Com uma vida pessoal rica e intensa, Aquilino estudou no Liceu de Lamego, depois iniciou os estudos de filosofia em Viseu. A pedido da mãe foi para os seminário de Beja, mesmo se o que menos se lhe conhecia era vocação religiosa.

Acusado de bombista em 1907, devido à explosão em sua casa de uns caixotes de explosivos que levaram à morte de dois correligionários, acabou detido por fazer parte do Partido Republicano.

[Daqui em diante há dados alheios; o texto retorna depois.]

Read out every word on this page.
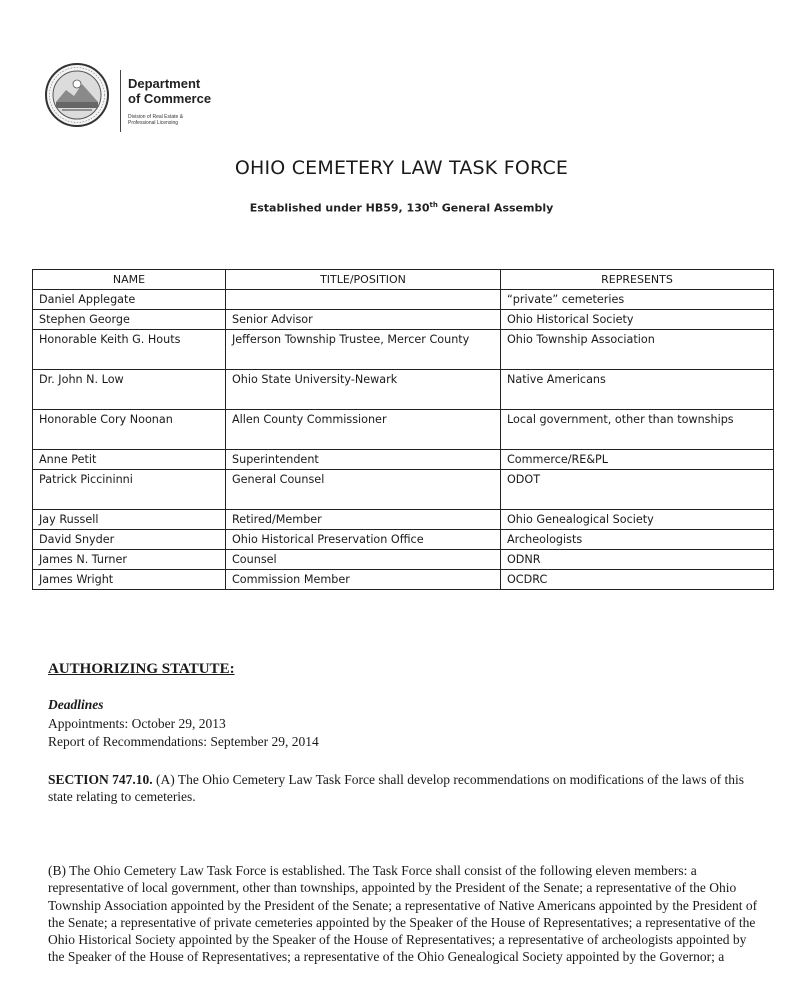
Department
of Commerce
Division of Real Estate &
Professional Licensing
OHIO CEMETERY LAW TASK FORCE
Established under HB59, 130th General Assembly
NAME	TITLE/POSITION	REPRESENTS
Daniel Applegate		“private” cemeteries
Stephen George	Senior Advisor	Ohio Historical Society
Honorable Keith G. Houts	Jefferson Township Trustee, Mercer County	Ohio Township Association
Dr. John N. Low	Ohio State University-Newark	Native Americans
Honorable Cory Noonan	Allen County Commissioner	Local government, other than townships
Anne Petit	Superintendent	Commerce/RE&PL
Patrick Piccininni	General Counsel	ODOT
Jay Russell	Retired/Member	Ohio Genealogical Society
David Snyder	Ohio Historical Preservation Office	Archeologists
James N. Turner	Counsel	ODNR
James Wright	Commission Member	OCDRC
AUTHORIZING STATUTE:
Deadlines
Appointments: October 29, 2013
Report of Recommendations: September 29, 2014
SECTION 747.10. (A) The Ohio Cemetery Law Task Force shall develop recommendations on modifications of the laws of this state relating to cemeteries.
(B) The Ohio Cemetery Law Task Force is established. The Task Force shall consist of the following eleven members: a representative of local government, other than townships, appointed by the President of the Senate; a representative of the Ohio Township Association appointed by the President of the Senate; a representative of Native Americans appointed by the President of the Senate; a representative of private cemeteries appointed by the Speaker of the House of Representatives; a representative of the Ohio Historical Society appointed by the Speaker of the House of Representatives; a representative of archeologists appointed by the Speaker of the House of Representatives; a representative of the Ohio Genealogical Society appointed by the Governor; a
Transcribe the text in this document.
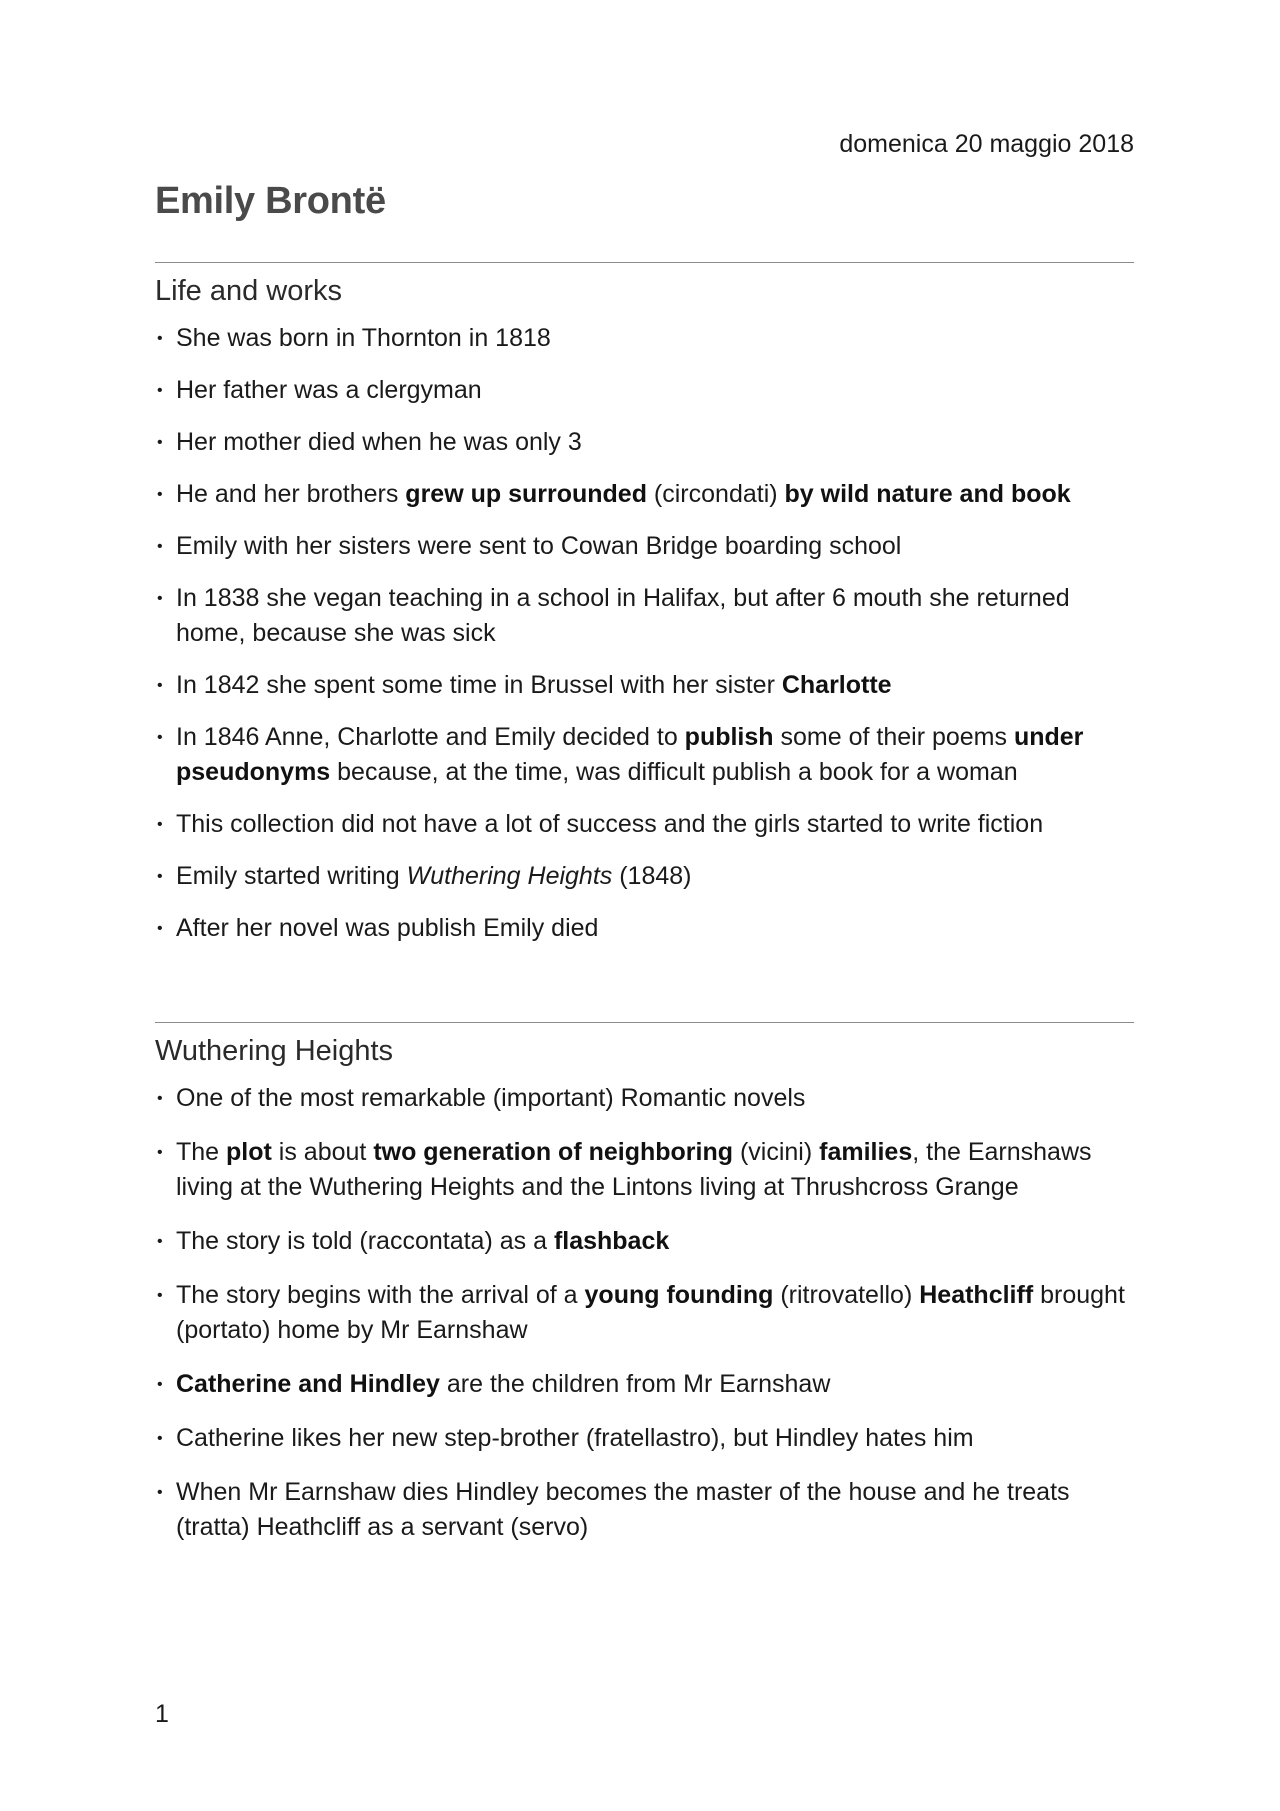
domenica 20 maggio 2018
Emily Brontë
Life and works
• She was born in Thornton in 1818
• Her father was a clergyman
• Her mother died when he was only 3
• He and her brothers grew up surrounded (circondati) by wild nature and book
• Emily with her sisters were sent to Cowan Bridge boarding school
• In 1838 she vegan teaching in a school in Halifax, but after 6 mouth she returned home, because she was sick
• In 1842 she spent some time in Brussel with her sister Charlotte
• In 1846 Anne, Charlotte and Emily decided to publish some of their poems under pseudonyms because, at the time, was difficult publish a book for a woman
• This collection did not have a lot of success and the girls started to write fiction
• Emily started writing Wuthering Heights (1848)
• After her novel was publish Emily died
Wuthering Heights
• One of the most remarkable (important) Romantic novels
• The plot is about two generation of neighboring (vicini) families, the Earnshaws living at the Wuthering Heights and the Lintons living at Thrushcross Grange
• The story is told (raccontata) as a flashback
• The story begins with the arrival of a young founding (ritrovatello) Heathcliff brought (portato) home by Mr Earnshaw
• Catherine and Hindley are the children from Mr Earnshaw
• Catherine likes her new step-brother (fratellastro), but Hindley hates him
• When Mr Earnshaw dies Hindley becomes the master of the house and he treats (tratta) Heathcliff as a servant (servo)
1
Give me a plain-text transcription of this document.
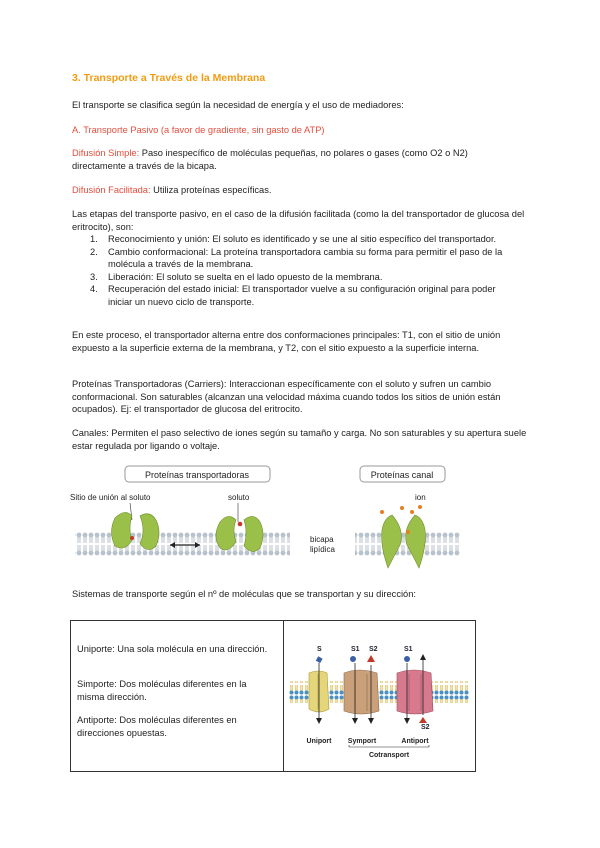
3. Transporte a Través de la Membrana
El transporte se clasifica según la necesidad de energía y el uso de mediadores:
A. Transporte Pasivo (a favor de gradiente, sin gasto de ATP)
Difusión Simple: Paso inespecífico de moléculas pequeñas, no polares o gases (como O2 o N2) directamente a través de la bicapa.
Difusión Facilitada: Utiliza proteínas específicas.
Las etapas del transporte pasivo, en el caso de la difusión facilitada (como la del transportador de glucosa del eritrocito), son:
1. Reconocimiento y unión: El soluto es identificado y se une al sitio específico del transportador.
2. Cambio conformacional: La proteína transportadora cambia su forma para permitir el paso de la molécula a través de la membrana.
3. Liberación: El soluto se suelta en el lado opuesto de la membrana.
4. Recuperación del estado inicial: El transportador vuelve a su configuración original para poder iniciar un nuevo ciclo de transporte.
En este proceso, el transportador alterna entre dos conformaciones principales: T1, con el sitio de unión expuesto a la superficie externa de la membrana, y T2, con el sitio expuesto a la superficie interna.
Proteínas Transportadoras (Carriers): Interaccionan específicamente con el soluto y sufren un cambio conformacional. Son saturables (alcanzan una velocidad máxima cuando todos los sitios de unión están ocupados). Ej: el transportador de glucosa del eritrocito.
Canales: Permiten el paso selectivo de iones según su tamaño y carga. No son saturables y su apertura suele estar regulada por ligando o voltaje.
Proteínas transportadoras	Proteínas canal
Sitio de unión al soluto	soluto	ion
bicapa
lipídica
Sistemas de transporte según el nº de moléculas que se transportan y su dirección:
Uniporte: Una sola molécula en una dirección.
Simporte: Dos moléculas diferentes en la misma dirección.
Antiporte: Dos moléculas diferentes en direcciones opuestas.
S	S1 S2	S1
S2
Uniport Symport	Antiport
Cotransport
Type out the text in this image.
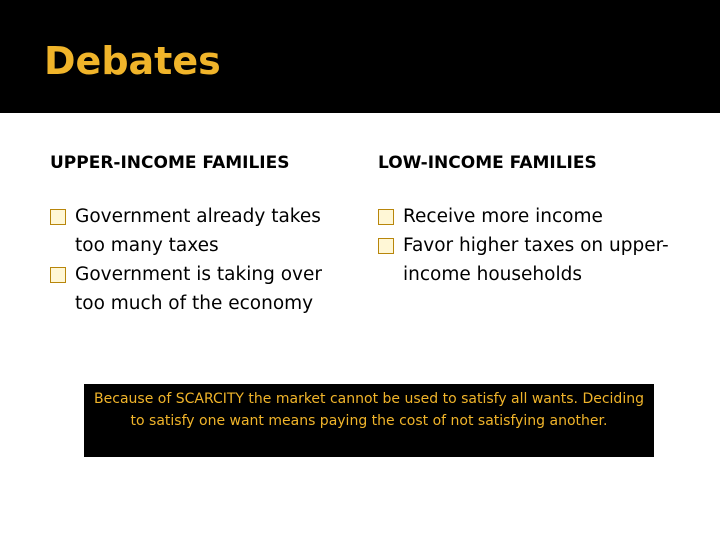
Debates
UPPER-INCOME FAMILIES	LOW-INCOME FAMILIES
Government already takes too many taxes
Government is taking over too much of the economy
Receive more income
Favor higher taxes on upper-income households
Because of SCARCITY the market cannot be used to satisfy all wants. Deciding to satisfy one want means paying the cost of not satisfying another.
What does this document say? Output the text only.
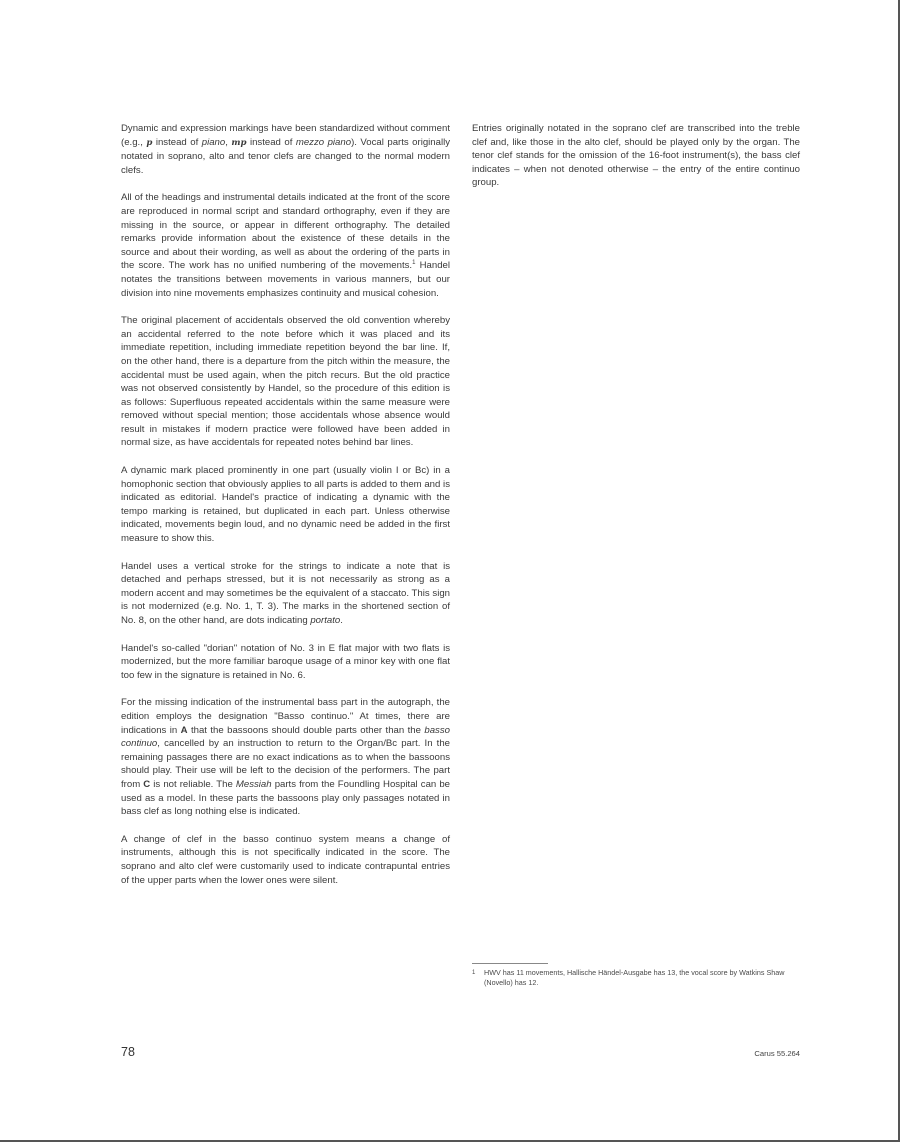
Dynamic and expression markings have been standardized without comment (e.g., p instead of piano, mp instead of mezzo piano). Vocal parts originally notated in soprano, alto and tenor clefs are changed to the normal modern clefs.

All of the headings and instrumental details indicated at the front of the score are reproduced in normal script and standard orthography, even if they are missing in the source, or appear in different orthography. The detailed remarks provide information about the existence of these details in the source and about their wording, as well as about the ordering of the parts in the score. The work has no unified numbering of the movements.$^1$ Handel notates the transitions between movements in various manners, but our division into nine movements emphasizes continuity and musical cohesion.

The original placement of accidentals observed the old convention whereby an accidental referred to the note before which it was placed and its immediate repetition, including immediate repetition beyond the bar line. If, on the other hand, there is a departure from the pitch within the measure, the accidental must be used again, when the pitch recurs. But the old practice was not observed consistently by Handel, so the procedure of this edition is as follows: Superfluous repeated accidentals within the same measure were removed without special mention; those accidentals whose absence would result in mistakes if modern practice were followed have been added in normal size, as have accidentals for repeated notes behind bar lines.

A dynamic mark placed prominently in one part (usually violin I or Bc) in a homophonic section that obviously applies to all parts is added to them and is indicated as editorial. Handel's practice of indicating a dynamic with the tempo marking is retained, but duplicated in each part. Unless otherwise indicated, movements begin loud, and no dynamic need be added in the first measure to show this.

Handel uses a vertical stroke for the strings to indicate a note that is detached and perhaps stressed, but it is not necessarily as strong as a modern accent and may sometimes be the equivalent of a staccato. This sign is not modernized (e.g. No. 1, T. 3). The marks in the shortened section of No. 8, on the other hand, are dots indicating portato.

Handel's so-called "dorian" notation of No. 3 in E flat major with two flats is modernized, but the more familiar baroque usage of a minor key with one flat too few in the signature is retained in No. 6.

For the missing indication of the instrumental bass part in the autograph, the edition employs the designation "Basso continuo." At times, there are indications in A that the bassoons should double parts other than the basso continuo, cancelled by an instruction to return to the Organ/Bc part. In the remaining passages there are no exact indications as to when the bassoons should play. Their use will be left to the decision of the performers. The part from C is not reliable. The Messiah parts from the Foundling Hospital can be used as a model. In these parts the bassoons play only passages notated in bass clef as long nothing else is indicated.

A change of clef in the basso continuo system means a change of instruments, although this is not specifically indicated in the score. The soprano and alto clef were customarily used to indicate contrapuntal entries of the upper parts when the lower ones were silent.

Entries originally notated in the soprano clef are transcribed into the treble clef and, like those in the alto clef, should be played only by the organ. The tenor clef stands for the omission of the 16-foot instrument(s), the bass clef indicates – when not denoted otherwise – the entry of the entire continuo group.

1	HWV has 11 movements, Hallische Händel-Ausgabe has 13, the vocal score by Watkins Shaw (Novello) has 12.
78	Carus 55.264
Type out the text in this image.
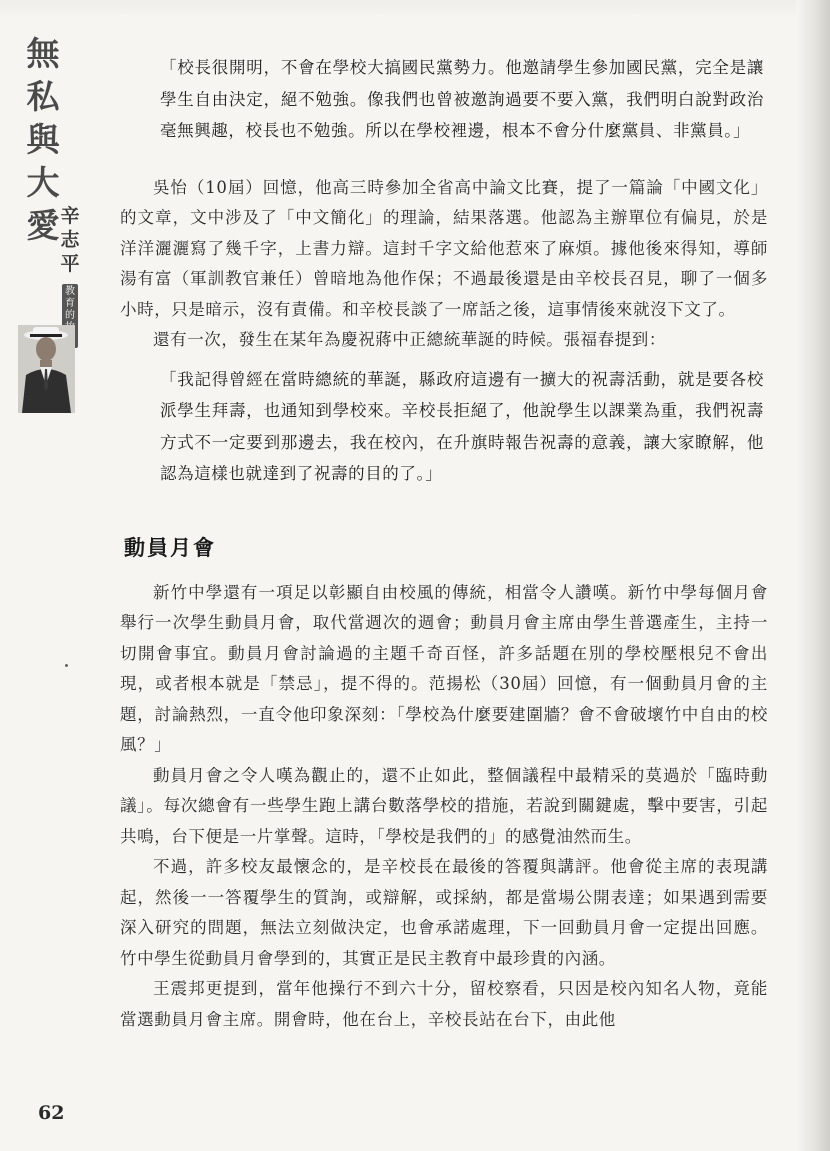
無
私
與
大
愛 辛
志
平
教育的

「校長很開明，不會在學校大搞國民黨勢力。他邀請學生參加國民黨，完全是讓學生自由決定，絕不勉強。像我們也曾被邀詢過要不要入黨，我們明白說對政治毫無興趣，校長也不勉強。所以在學校裡邊，根本不會分什麼黨員、非黨員。」

吳怡（10屆）回憶，他高三時參加全省高中論文比賽，提了一篇論「中國文化」的文章，文中涉及了「中文簡化」的理論，結果落選。他認為主辦單位有偏見，於是洋洋灑灑寫了幾千字，上書力辯。這封千字文給他惹來了麻煩。據他後來得知，導師湯有富（軍訓教官兼任）曾暗地為他作保；不過最後還是由辛校長召見，聊了一個多小時，只是暗示，沒有責備。和辛校長談了一席話之後，這事情後來就沒下文了。

還有一次，發生在某年為慶祝蔣中正總統華誕的時候。張福春提到：

「我記得曾經在當時總統的華誕，縣政府這邊有一擴大的祝壽活動，就是要各校派學生拜壽，也通知到學校來。辛校長拒絕了，他說學生以課業為重，我們祝壽方式不一定要到那邊去，我在校內，在升旗時報告祝壽的意義，讓大家瞭解，他認為這樣也就達到了祝壽的目的了。」

動員月會

新竹中學還有一項足以彰顯自由校風的傳統，相當令人讚嘆。新竹中學每個月會舉行一次學生動員月會，取代當週次的週會；動員月會主席由學生普選產生，主持一切開會事宜。動員月會討論過的主題千奇百怪，許多話題在別的學校壓根兒不會出現，或者根本就是「禁忌」，提不得的。范揚松（30屆）回憶，有一個動員月會的主題，討論熱烈，一直令他印象深刻：「學校為什麼要建圍牆？會不會破壞竹中自由的校風？」

動員月會之令人嘆為觀止的，還不止如此，整個議程中最精采的莫過於「臨時動議」。每次總會有一些學生跑上講台數落學校的措施，若說到關鍵處，擊中要害，引起共鳴，台下便是一片掌聲。這時，「學校是我們的」的感覺油然而生。

不過，許多校友最懷念的，是辛校長在最後的答覆與講評。他會從主席的表現講起，然後一一答覆學生的質詢，或辯解，或採納，都是當場公開表達；如果遇到需要深入研究的問題，無法立刻做決定，也會承諾處理，下一回動員月會一定提出回應。竹中學生從動員月會學到的，其實正是民主教育中最珍貴的內涵。

王震邦更提到，當年他操行不到六十分，留校察看，只因是校內知名人物，竟能當選動員月會主席。開會時，他在台上，辛校長站在台下，由此他

62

Não descansou enquanto não se evadiu da cadeia e encontrou refúgio em Paris. Depois de proclamada a República veio a Portugal, mas frequentara já na Sorbonne os cursos de Filosofia e Sociologia. Entretanto conhece Grete Teuidemann, com quem acaba por residir na Alemanha e de quem tem um primeiro filho.

Os exílios de Paris 

Espírito sempre inquieto e avesso a ditaduras, vê-se de novo em fuga política e refugiado na Beira Alta, e depois de novo em Paris, devido às suas posições contra a ditadura militar que se instalara no país após o golpe de 1926.

Nestas andanças tem um período em que se esconde em Soutosa e depois fica viúvo. Sempre em revolta, sempre em contestação, conhece uma vez mais o exílio. Em Paris casa com Jerónima Dantas Machado, filha de Bernardino Machado, presidente da República destituído com o golpe militar de 1926.

Enquanto vivia a vida, Aquilino escrevia e fazia-o como poucos. Da sua pena saíram obras magistrais, como "Quando os Lobos Uivam", "Via Sinuosa, "Tombo no Inferno", ou "O Arcanjo Negro", entre muitas outras.

O escritor morreu há meio século. Há uma eternidade na sua obra, que as momentâneas vivências ou exigências do atual quotidiano têm feito esquecer.

Nada a que não consiga resistir o trabalho de um homem que se assumia como uma força da natureza, e para quem a natureza era o palco maior da vida que em cada instante imaginava e reconstruía.